The methods used to recruit and the reasons for granting or denying employment to a candidate must be free of discrimination on those grounds
noted in Exhibit 6.1.


Bona Fide Occupational Requirements

The easiest way to avoid a claim of discrimination is to base recruitment advertisements and job descriptions on the bona fide occupational requirements of the job and determine the minimal bona fide occupational qualifications the candidate needs to have to fulfill the requirements. These qualifications are best stated in terms of the knowledge, skills, abilities and other occupational requirements. These requirements, in the case of bus operators, are found in the National Occupational Standards and are described simply as knowledge and abilities - a term, consistently used throughout this Guide.


Workforce Diversity Commitments


Systemic Discrimination

Some methods of recruiting, by their very nature discriminate against certain groups in society. For example, using employee referrals can be tantamount to using an “old boys” network for hiring. Employees will tend to refer potential candidates who are in their social reference group which can be disproportionately made up of individuals from a certain race, creed, ethnic group, etc. That is why employee referrals, if used as a source, should be combined with other sources that will tap groups that are dissimilar to the current employee group.

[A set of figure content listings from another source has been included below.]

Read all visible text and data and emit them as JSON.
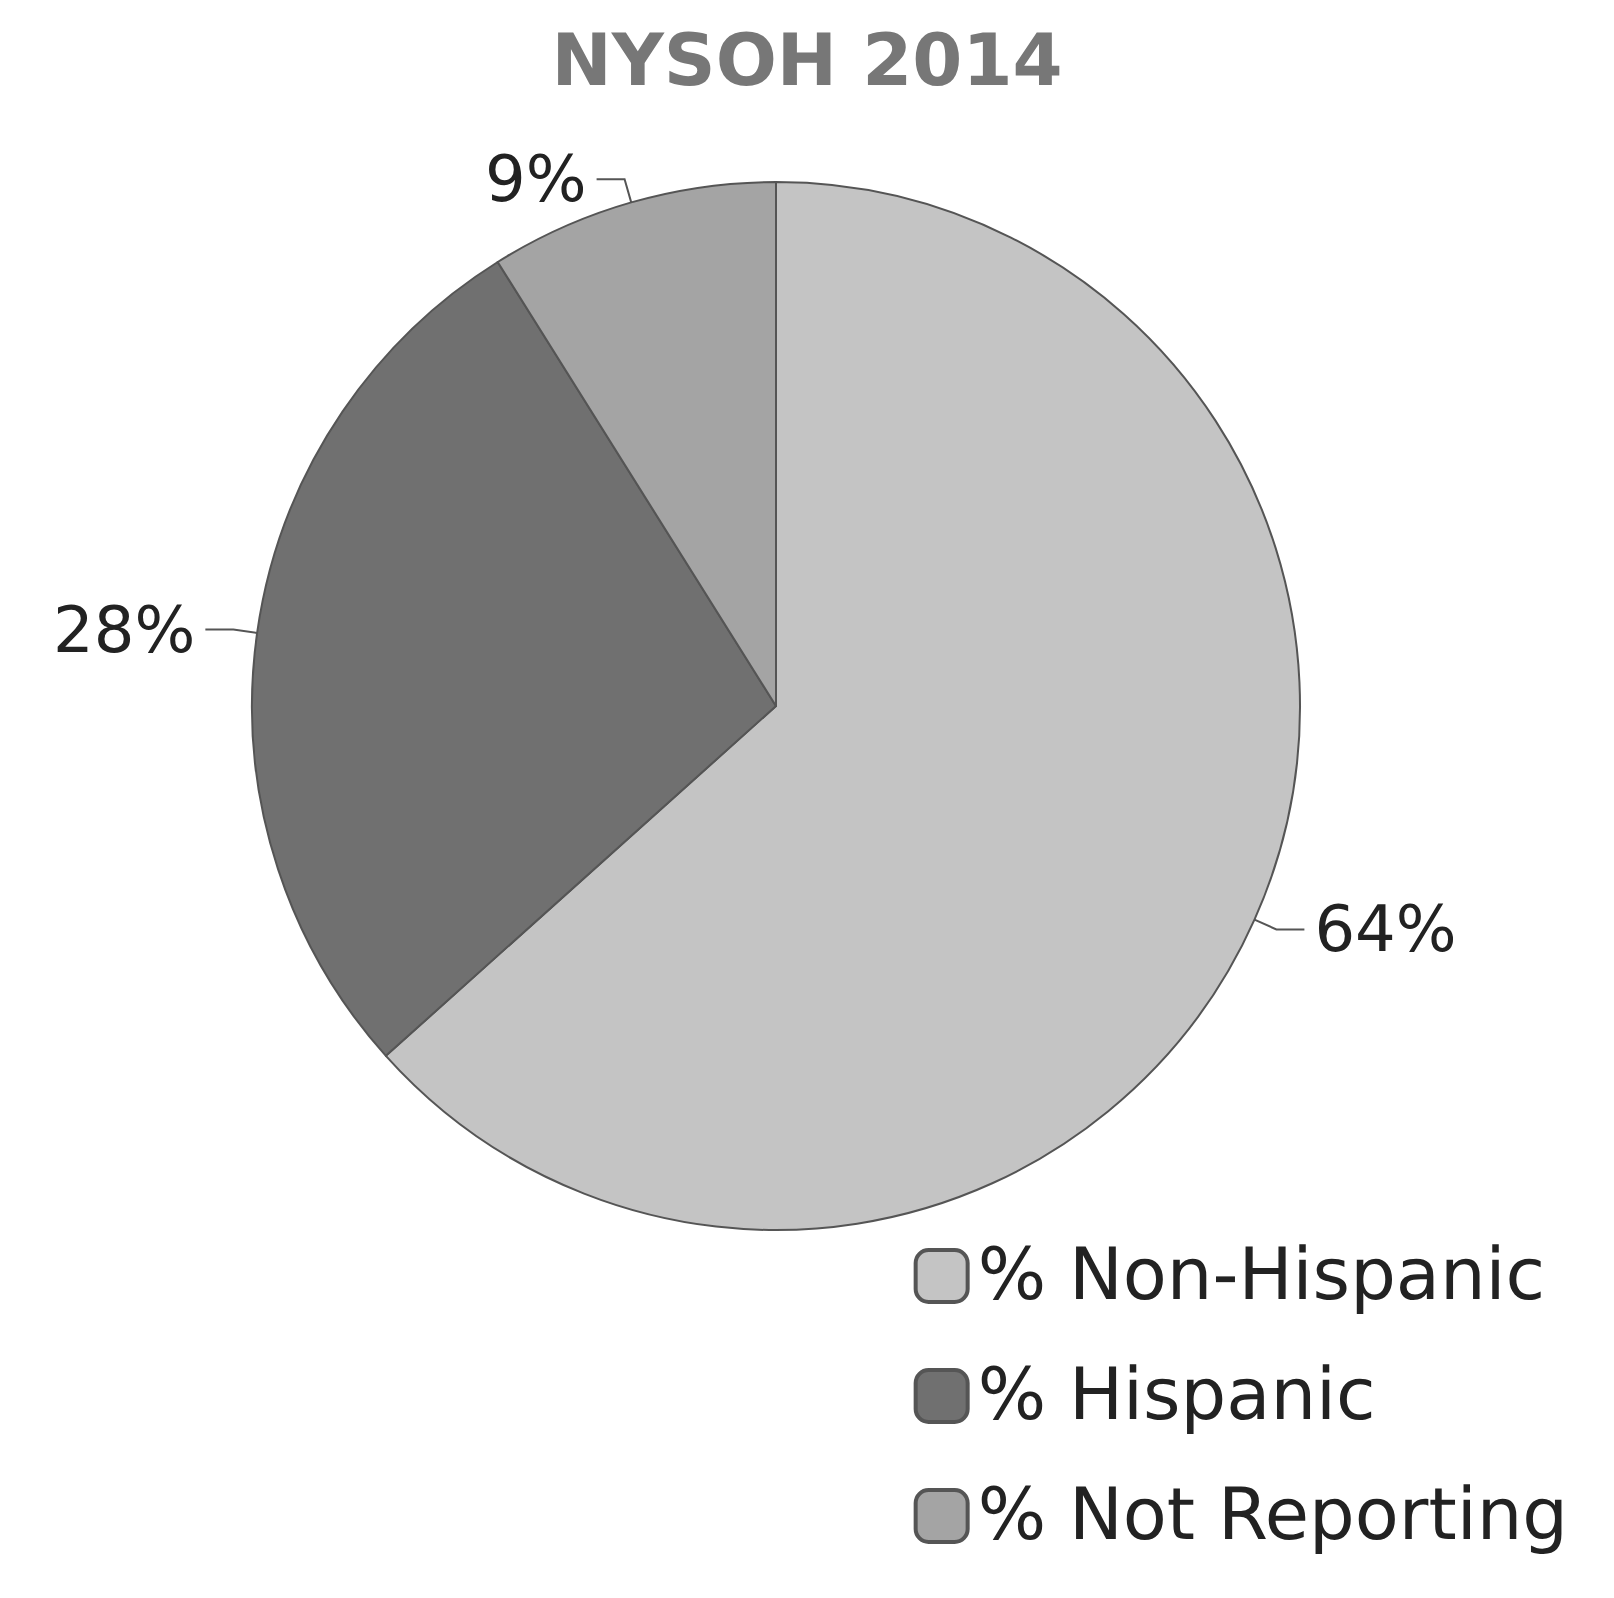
{
  "chart_data": {
    "type": "pie",
    "title": "NYSOH 2014",
    "categories": [
      "% Non-Hispanic",
      "% Hispanic",
      "% Not Reporting"
    ],
    "values": [
      64,
      28,
      9
    ],
    "value_labels": [
      "64%",
      "28%",
      "9%"
    ],
    "colors": [
      "#c4c4c4",
      "#707070",
      "#a4a4a4"
    ],
    "legend": "bottom right"
  }
}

The Canadian motor carrier passenger industry is committed to attract and retain candidates from all aspects and avenues of Canadian society and to equal opportunity of its employment applicants. The recruitment process and ultimate decision to hire a particular candidate is strictly based on a candidate’s skills and abilities to perform the duties of the job in a safe manner and for no other reasons.

Realizing these commitments allows the industry to reflect the community
it serves to address the needs of its customer base better. It is important to ensure diversity training is in place for the present workforce.

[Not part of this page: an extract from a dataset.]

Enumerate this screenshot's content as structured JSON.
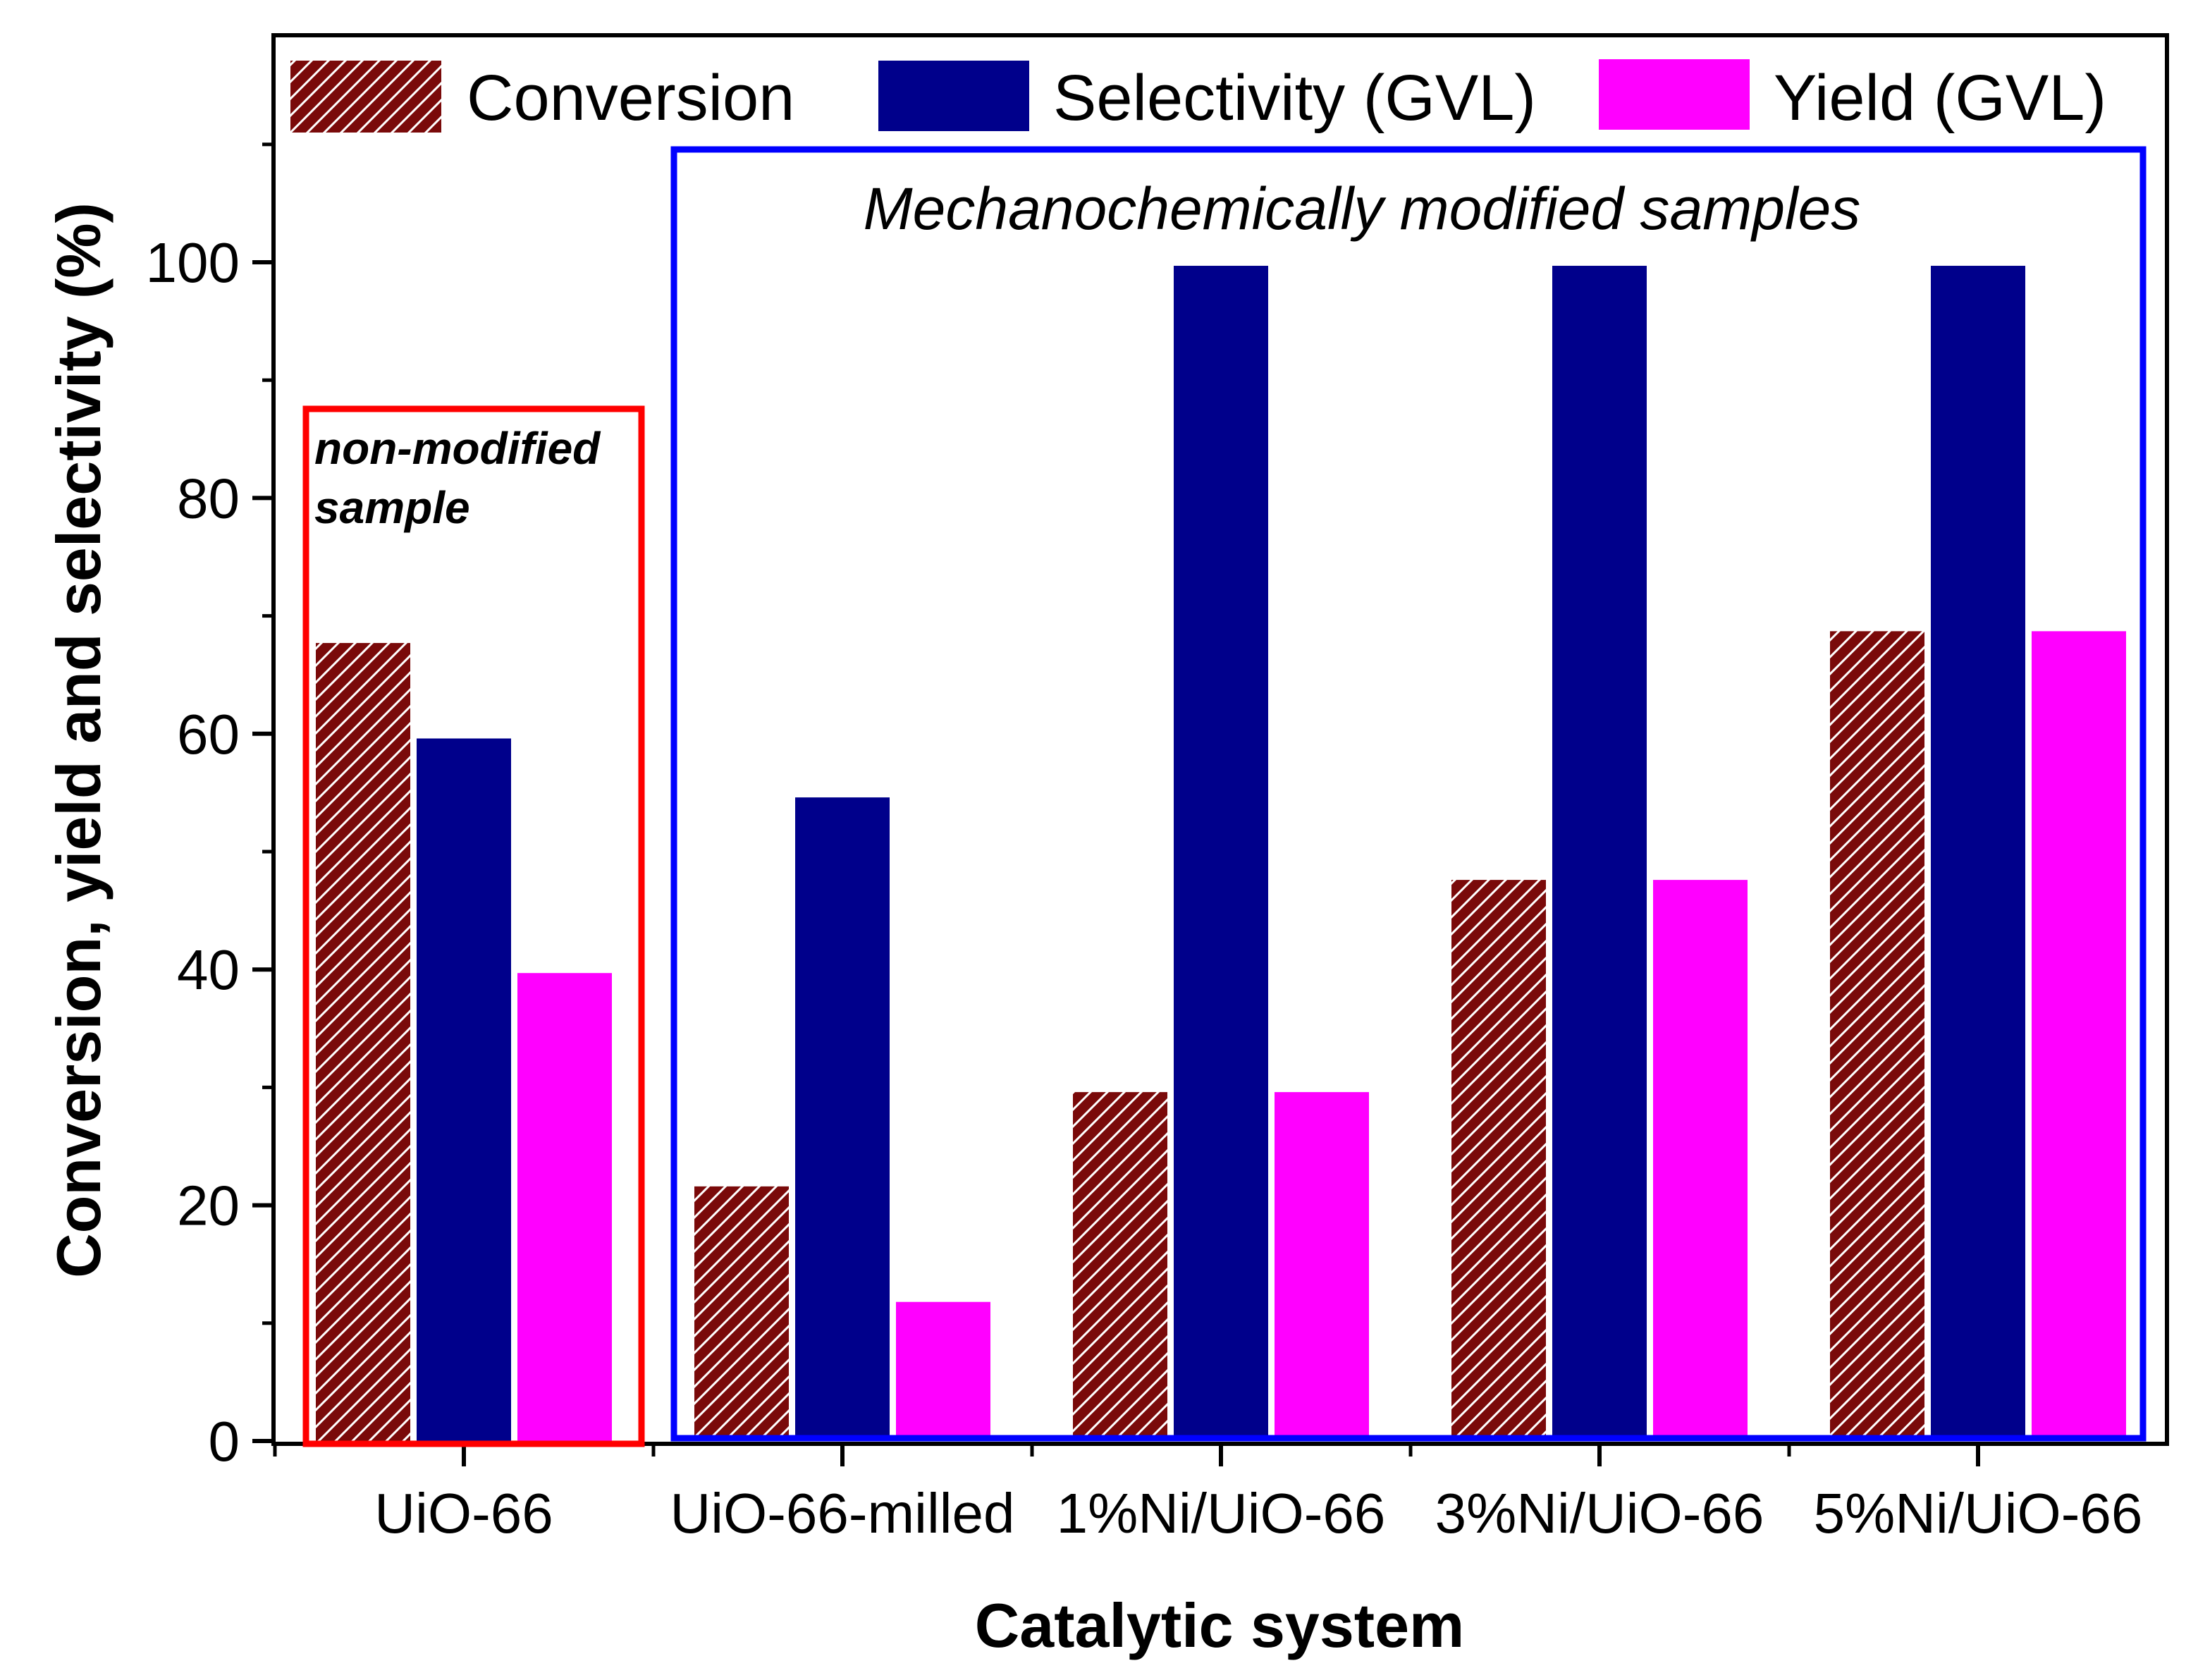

6 In the case of a bus driver, a question arises as to whether the candidate can be asked about his/her driving record, other than a record under the Criminal Code of Canada for which a candidate has not been pardoned. Notwithstanding the fact that a good driving record is a bona fide occupational qualification, questions about the driving record should not be asked on the application form but candidates should be notified when they are recruited they will be required to meet a certain standard of allowable driving infractions. The actual verification of this information is undertaken after a conditional offer of employment is made – see the section on Hiring for a further explanation.